There are no prayers one can offer to those who love you when you are sick.
The internal resources of courage, strength and the perennial knowledge of being held in the light, by the Divine essence, embraced by the wings of Archangel Michael all ready, willing and able to take up the cause, the combat, the nurturing – they belong to me.
I cannot seem to share those resources, that strength, when it comes time to tell a mother, my mother, that her loving daughter is facing the odds headson.
The pain of losing of child, whether it be my child or my mother’s child is the most unbearable heartache.
I hurt for my mother as I would for myself. I am the child and I am the mother. And the pain, the inexorable pain, happens in this space as in no other.
There are no prayers for salvation. There are no prayers for cures or for A’s on the report card.
There is only the prayer to have the courage, the strength to be the person who continues to reveal a faith whose very essence is Grace. I am a product of the Grace of God. My whole being is a singular prayer. And my very ability to pray, to be lifted, to feel that embrace, that is my blessing.
I offer it as a bouquet to those around me, but they must all find their own scents, their own path. It is not as simple as a flower I can hand over. It is step each one must take in his or her own way.
My mother spent her whole life worrying, protecting me, calling me. And I knew, from even under her kneecap, that her worrying did not offer us protection. We are meant to be in the times we are meant.

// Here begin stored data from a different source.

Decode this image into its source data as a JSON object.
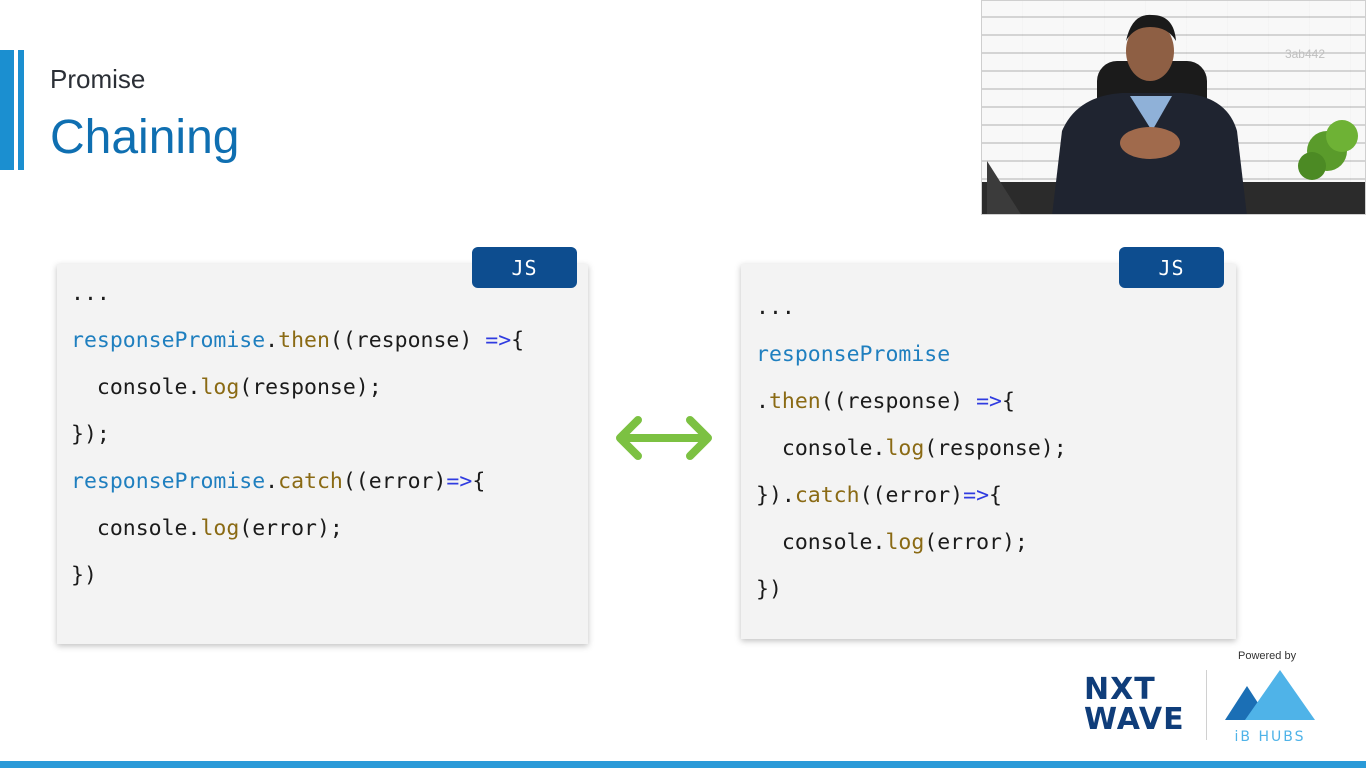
{
  "slide": {
    "subtitle": "Promise",
    "title": "Chaining"
  },
  "video_overlay": {
    "id_text": "3ab442"
  },
  "left_panel": {
    "badge": "JS",
    "lines": [
      "...",
      "responsePromise.then((response) =>{",
      "  console.log(response);",
      "});",
      "",
      "responsePromise.catch((error)=>{",
      "  console.log(error);",
      "})"
    ]
  },
  "right_panel": {
    "badge": "JS",
    "lines": [
      "...",
      "responsePromise",
      ".then((response) =>{",
      "  console.log(response);",
      "}).catch((error)=>{",
      "  console.log(error);",
      "})"
    ]
  },
  "branding": {
    "powered_by": "Powered by",
    "nxtwave_line1": "NXT",
    "nxtwave_line2": "WAVE",
    "ib_hubs": "iB HUBS"
  },
  "colors": {
    "title": "#0f6fb1",
    "accent": "#1b8fd0",
    "badge": "#0d4d8f",
    "arrow": "#7cc142",
    "code_identifier": "#1f7fbf",
    "code_method": "#8a6a14",
    "code_keyword": "#2f3be0"
  },
  "icons": {
    "arrow": "double-headed-arrow-icon"
  }
}
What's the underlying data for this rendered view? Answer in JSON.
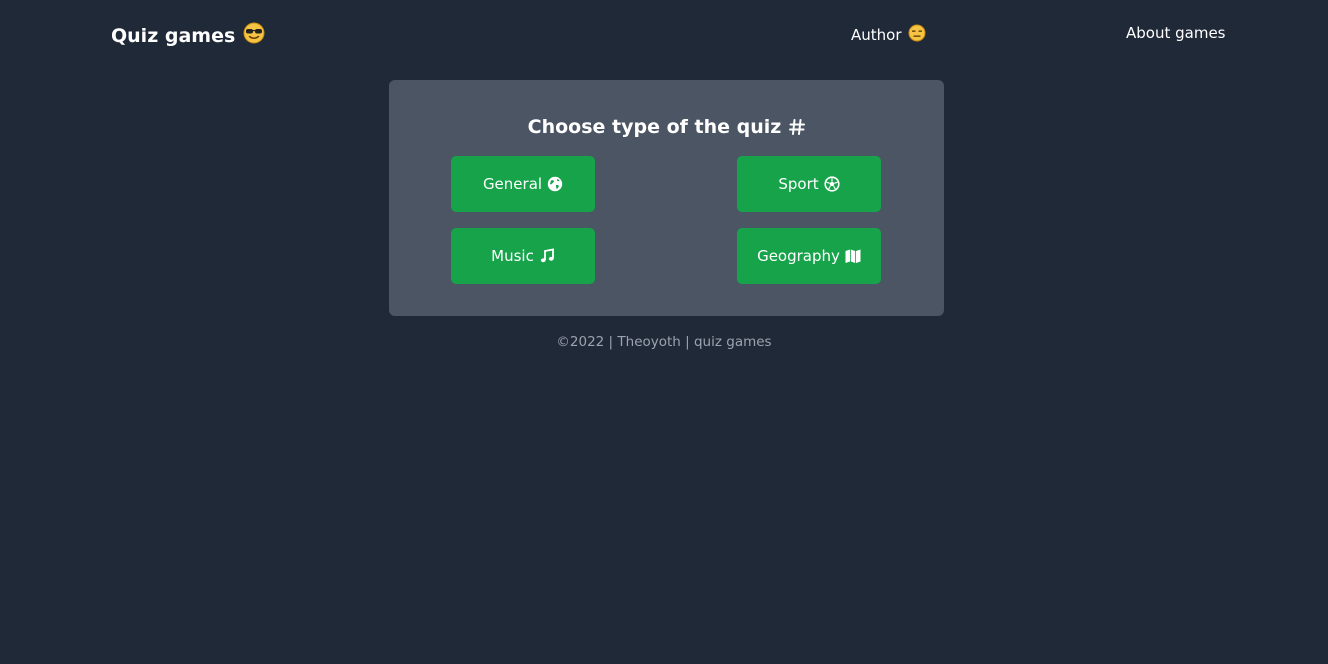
{
  "nav": {
    "brand": "Quiz games",
    "brand_icon": "sunglasses-emoji-icon",
    "author": "Author",
    "author_icon": "expressionless-emoji-icon",
    "about": "About games"
  },
  "panel": {
    "title": "Choose type of the quiz",
    "title_icon": "hashtag-icon",
    "buttons": [
      {
        "label": "General",
        "icon": "globe-icon"
      },
      {
        "label": "Sport",
        "icon": "soccer-ball-icon"
      },
      {
        "label": "Music",
        "icon": "music-note-icon"
      },
      {
        "label": "Geography",
        "icon": "map-icon"
      }
    ]
  },
  "footer": "©2022 | Theoyoth | quiz games",
  "colors": {
    "background": "#202938",
    "panel": "#4b5563",
    "button": "#16a34a",
    "footer_text": "#9ca3af"
  }
}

My whole life I worried, did I do enough, was I able to live the legacy I was meant to be part of, have I touched enough people and helped them on their way, so they can help others. I know that my worrying does not offer me the answer to that. I am still left with the question…was there/is there more I am meant to be part of in this lifetime? That is the answer I seek.
I have not heard that answer through prayer which leads me to believe that I am simply asking the wrong question.